Why not indeed? What harm did it do? So what if Beatrix learned to expect to be fed at the table? I recalled my mother telling me not to feed Ginger, her standard poodle, at the table. Ginger hadn’t whined or begged or pawed, he just sat hopefully beside my chair, waiting with doggish patience. If it had bothered her so much to have him hanging around the dinner table, why hadn’t she just banished him to the other room? But it had nothing to do with feeding Ginger at the table. My mother had been simply exercising parental authority for the sake of exercising parental authority, because she had it. As I was now.
“Forget it,” I said. Returning to the subject, I said, “Does your mother really leave you alone all day?”

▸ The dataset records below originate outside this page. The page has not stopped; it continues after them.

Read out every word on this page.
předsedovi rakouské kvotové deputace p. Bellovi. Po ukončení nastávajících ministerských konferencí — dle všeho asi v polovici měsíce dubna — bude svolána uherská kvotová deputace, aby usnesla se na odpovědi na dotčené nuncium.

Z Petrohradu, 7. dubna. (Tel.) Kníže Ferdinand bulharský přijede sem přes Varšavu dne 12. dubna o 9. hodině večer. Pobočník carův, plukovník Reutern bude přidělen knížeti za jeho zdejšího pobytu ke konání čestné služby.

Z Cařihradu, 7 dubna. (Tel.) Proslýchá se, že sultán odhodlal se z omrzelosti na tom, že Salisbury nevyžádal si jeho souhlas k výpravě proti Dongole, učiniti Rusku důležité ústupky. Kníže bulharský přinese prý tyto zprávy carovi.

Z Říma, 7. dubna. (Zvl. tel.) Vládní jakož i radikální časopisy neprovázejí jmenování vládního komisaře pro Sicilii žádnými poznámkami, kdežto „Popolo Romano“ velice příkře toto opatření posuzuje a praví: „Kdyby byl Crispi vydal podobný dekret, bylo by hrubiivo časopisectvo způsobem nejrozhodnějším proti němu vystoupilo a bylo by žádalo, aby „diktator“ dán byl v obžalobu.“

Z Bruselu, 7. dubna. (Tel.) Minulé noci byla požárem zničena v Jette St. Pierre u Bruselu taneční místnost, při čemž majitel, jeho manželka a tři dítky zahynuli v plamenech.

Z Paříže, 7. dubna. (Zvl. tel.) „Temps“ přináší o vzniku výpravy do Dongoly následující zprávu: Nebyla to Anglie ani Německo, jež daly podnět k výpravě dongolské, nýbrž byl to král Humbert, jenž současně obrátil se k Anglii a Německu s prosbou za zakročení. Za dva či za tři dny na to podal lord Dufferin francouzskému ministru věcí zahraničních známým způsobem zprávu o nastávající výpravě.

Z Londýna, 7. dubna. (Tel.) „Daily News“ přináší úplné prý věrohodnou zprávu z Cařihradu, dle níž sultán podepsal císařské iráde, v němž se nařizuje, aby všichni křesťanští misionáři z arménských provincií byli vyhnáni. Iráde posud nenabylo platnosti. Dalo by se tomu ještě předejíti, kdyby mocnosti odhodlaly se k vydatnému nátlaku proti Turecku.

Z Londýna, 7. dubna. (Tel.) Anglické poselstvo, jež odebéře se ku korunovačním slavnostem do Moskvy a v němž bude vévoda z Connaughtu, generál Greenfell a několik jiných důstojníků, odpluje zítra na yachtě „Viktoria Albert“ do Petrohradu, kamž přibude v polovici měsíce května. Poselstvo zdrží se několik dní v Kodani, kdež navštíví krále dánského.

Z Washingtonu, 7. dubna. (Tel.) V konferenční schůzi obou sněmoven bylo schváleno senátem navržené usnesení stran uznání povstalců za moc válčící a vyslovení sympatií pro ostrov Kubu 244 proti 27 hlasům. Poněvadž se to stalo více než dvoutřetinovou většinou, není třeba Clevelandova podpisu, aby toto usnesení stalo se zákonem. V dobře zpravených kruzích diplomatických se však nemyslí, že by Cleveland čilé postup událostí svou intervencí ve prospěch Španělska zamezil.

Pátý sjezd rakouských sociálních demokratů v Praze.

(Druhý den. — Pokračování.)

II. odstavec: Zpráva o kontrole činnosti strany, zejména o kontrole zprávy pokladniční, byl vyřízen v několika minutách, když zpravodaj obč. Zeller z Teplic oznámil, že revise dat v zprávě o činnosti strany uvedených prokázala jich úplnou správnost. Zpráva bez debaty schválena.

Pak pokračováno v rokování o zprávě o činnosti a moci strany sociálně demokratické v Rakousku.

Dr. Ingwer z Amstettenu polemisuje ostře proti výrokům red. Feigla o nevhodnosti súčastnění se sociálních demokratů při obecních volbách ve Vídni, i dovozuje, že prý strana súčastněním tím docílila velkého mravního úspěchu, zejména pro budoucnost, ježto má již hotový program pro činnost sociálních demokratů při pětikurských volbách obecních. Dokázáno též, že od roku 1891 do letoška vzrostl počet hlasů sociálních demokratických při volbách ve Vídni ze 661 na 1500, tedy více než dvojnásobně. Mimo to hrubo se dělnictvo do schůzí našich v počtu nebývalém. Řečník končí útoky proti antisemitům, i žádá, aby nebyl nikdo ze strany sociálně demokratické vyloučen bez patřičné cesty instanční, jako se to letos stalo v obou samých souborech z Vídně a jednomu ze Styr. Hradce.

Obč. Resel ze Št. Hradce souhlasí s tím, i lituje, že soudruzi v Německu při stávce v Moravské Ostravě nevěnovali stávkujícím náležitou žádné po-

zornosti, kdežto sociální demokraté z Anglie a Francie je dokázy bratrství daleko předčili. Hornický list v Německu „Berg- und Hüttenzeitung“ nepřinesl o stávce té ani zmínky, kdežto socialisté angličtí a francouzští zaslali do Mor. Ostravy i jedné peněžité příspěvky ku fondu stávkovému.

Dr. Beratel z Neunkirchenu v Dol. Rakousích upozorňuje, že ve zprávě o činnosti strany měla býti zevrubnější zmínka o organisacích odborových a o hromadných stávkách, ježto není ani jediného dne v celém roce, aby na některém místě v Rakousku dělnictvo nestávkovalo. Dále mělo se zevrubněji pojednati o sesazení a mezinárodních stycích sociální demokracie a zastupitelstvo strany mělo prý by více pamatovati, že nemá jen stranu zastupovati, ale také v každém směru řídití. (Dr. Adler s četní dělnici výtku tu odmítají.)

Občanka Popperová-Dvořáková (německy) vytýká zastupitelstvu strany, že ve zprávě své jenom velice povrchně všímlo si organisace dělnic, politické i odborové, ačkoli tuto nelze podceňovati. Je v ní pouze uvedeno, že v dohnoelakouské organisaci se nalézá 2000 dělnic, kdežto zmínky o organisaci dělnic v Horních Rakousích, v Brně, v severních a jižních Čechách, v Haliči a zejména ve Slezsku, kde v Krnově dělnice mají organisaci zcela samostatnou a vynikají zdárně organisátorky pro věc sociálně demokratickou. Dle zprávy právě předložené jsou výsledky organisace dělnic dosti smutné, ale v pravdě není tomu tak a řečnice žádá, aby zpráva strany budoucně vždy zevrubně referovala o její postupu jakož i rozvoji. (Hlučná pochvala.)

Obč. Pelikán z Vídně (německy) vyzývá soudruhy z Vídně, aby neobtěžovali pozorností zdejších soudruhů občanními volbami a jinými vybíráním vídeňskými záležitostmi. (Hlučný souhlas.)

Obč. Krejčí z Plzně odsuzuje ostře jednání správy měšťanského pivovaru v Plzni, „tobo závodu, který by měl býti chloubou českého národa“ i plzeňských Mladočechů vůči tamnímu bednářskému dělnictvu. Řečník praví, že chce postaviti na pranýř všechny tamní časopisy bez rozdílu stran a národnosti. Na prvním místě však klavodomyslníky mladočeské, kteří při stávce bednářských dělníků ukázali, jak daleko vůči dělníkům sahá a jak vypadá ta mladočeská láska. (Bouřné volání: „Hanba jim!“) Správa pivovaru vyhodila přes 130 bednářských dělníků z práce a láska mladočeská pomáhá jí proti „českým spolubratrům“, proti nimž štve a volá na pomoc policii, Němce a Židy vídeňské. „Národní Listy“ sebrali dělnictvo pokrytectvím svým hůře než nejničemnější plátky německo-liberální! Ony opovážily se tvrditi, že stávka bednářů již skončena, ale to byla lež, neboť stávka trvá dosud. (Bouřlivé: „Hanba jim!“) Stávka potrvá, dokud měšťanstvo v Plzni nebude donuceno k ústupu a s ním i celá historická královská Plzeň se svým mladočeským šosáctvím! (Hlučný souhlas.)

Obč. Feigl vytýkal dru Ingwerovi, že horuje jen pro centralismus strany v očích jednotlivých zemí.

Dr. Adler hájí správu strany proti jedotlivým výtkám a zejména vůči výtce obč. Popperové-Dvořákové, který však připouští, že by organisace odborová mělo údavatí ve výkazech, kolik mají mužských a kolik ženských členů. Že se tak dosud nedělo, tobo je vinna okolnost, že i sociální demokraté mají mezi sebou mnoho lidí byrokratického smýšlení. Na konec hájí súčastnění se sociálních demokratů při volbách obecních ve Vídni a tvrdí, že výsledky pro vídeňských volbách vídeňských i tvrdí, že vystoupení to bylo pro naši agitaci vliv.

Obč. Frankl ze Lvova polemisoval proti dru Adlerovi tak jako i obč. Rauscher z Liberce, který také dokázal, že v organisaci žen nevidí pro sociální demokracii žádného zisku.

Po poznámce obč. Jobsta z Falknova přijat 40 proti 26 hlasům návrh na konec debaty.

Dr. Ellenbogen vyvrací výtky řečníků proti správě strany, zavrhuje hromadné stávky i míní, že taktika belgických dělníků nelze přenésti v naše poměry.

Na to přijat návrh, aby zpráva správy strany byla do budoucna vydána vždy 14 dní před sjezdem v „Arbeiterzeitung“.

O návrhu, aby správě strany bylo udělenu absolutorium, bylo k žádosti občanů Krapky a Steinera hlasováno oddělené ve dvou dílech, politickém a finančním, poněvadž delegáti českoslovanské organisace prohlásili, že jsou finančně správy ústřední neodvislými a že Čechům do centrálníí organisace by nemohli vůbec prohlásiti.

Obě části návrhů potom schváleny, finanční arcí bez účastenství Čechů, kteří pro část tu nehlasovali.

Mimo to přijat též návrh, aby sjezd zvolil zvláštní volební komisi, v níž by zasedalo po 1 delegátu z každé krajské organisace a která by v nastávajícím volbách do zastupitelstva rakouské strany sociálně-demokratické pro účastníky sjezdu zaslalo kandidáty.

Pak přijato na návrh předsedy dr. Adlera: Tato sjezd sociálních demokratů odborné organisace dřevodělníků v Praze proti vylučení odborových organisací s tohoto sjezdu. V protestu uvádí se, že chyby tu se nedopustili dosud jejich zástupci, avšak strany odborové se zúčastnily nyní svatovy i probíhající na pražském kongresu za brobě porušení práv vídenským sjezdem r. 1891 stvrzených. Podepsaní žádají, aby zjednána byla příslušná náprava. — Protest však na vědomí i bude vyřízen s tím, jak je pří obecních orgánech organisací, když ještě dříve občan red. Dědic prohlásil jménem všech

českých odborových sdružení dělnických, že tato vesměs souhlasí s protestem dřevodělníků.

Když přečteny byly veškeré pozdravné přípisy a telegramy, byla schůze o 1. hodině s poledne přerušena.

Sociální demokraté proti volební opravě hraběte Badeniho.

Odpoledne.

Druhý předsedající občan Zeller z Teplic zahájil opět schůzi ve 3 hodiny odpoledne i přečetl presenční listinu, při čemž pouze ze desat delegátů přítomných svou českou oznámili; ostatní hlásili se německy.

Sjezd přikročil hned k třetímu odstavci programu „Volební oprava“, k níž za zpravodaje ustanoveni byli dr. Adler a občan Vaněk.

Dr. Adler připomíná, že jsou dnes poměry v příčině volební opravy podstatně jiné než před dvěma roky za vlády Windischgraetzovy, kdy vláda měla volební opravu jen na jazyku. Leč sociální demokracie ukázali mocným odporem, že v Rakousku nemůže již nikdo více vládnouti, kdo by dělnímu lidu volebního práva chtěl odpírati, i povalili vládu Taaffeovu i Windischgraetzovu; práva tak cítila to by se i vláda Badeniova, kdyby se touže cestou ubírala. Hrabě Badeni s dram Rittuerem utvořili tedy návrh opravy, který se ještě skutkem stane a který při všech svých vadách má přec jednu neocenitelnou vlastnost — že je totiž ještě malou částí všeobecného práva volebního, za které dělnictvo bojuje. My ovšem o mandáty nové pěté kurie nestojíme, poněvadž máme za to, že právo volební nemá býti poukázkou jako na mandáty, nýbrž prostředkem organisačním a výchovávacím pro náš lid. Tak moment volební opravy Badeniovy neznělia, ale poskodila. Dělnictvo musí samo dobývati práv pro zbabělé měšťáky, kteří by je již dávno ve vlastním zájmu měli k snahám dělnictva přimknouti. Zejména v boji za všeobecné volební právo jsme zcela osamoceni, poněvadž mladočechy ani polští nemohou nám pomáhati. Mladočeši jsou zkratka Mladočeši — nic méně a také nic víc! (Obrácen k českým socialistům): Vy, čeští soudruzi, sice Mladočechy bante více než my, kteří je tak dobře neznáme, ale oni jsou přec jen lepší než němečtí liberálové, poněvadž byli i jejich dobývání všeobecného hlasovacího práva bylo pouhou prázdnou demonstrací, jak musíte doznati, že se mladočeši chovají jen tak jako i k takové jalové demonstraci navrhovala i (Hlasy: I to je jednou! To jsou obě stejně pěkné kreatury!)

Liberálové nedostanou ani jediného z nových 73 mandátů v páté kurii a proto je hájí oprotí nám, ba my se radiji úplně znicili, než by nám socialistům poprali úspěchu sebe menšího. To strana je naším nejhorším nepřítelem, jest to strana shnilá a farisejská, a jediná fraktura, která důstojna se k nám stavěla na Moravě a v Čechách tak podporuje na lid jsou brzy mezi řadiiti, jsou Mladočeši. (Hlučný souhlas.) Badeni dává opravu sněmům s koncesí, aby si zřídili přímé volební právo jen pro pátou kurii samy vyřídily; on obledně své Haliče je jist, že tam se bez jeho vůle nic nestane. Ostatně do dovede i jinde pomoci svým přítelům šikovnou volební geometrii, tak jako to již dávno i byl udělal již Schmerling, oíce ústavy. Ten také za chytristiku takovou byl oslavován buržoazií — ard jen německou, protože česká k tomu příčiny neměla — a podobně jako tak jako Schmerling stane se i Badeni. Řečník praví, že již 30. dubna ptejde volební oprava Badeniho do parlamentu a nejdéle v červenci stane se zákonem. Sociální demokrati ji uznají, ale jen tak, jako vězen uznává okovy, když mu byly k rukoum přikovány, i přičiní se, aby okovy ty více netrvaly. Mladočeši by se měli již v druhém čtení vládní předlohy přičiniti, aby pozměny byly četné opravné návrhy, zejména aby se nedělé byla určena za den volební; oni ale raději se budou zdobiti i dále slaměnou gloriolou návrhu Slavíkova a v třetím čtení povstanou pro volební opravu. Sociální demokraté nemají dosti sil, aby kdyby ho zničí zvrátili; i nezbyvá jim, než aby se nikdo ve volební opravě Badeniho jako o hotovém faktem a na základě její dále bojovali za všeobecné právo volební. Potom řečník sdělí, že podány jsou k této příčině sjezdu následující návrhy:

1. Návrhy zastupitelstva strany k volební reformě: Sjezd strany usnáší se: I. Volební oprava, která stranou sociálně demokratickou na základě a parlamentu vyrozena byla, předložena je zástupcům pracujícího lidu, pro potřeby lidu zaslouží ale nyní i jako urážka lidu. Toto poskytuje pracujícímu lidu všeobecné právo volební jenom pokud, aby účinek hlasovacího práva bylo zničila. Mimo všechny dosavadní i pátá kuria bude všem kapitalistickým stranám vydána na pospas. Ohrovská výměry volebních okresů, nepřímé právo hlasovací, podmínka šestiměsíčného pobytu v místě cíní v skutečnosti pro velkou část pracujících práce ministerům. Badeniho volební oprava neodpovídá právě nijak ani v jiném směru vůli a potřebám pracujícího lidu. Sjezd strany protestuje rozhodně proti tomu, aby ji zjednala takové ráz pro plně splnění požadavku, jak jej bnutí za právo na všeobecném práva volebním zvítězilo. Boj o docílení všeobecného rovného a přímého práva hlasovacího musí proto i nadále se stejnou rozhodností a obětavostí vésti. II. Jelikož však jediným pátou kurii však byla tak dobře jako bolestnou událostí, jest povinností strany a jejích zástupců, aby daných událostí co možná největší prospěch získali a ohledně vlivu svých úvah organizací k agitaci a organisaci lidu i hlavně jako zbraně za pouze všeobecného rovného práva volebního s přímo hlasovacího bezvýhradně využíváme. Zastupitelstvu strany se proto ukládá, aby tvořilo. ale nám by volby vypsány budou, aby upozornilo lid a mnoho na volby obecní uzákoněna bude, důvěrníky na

“Well, maybe not all day, but a lot. Like when she goes shopping or does her volunteer work at the hospital. And usually Mattie is there.”
“Mattie? Who’s Mattie?”
“The maid.”
“Your mother has a maid?”
“Sure.”
I wondered how much of my child support payments went to help pay for the maid. “Well, I don’t have a maid,” I said.
“No kidding.”
“And, besides, I don’t really care what your mother does. I don’t feel right about it. You’re too young to be left alone all day and I can’t impose on Daniel or Maggie all the time. You’re sure you won’t change your mind about the community centre? The day camp sounds like fun. They do all kinds of interesting things.”
“Sure,” she said. “Like visit museums and take nature hikes.”
“You were looking forward to visiting Science World with Susan.”
“Did you break up with her?”
“Quit trying to change the subject.”
“Well, did you?”
“My social life is not open to discussion.”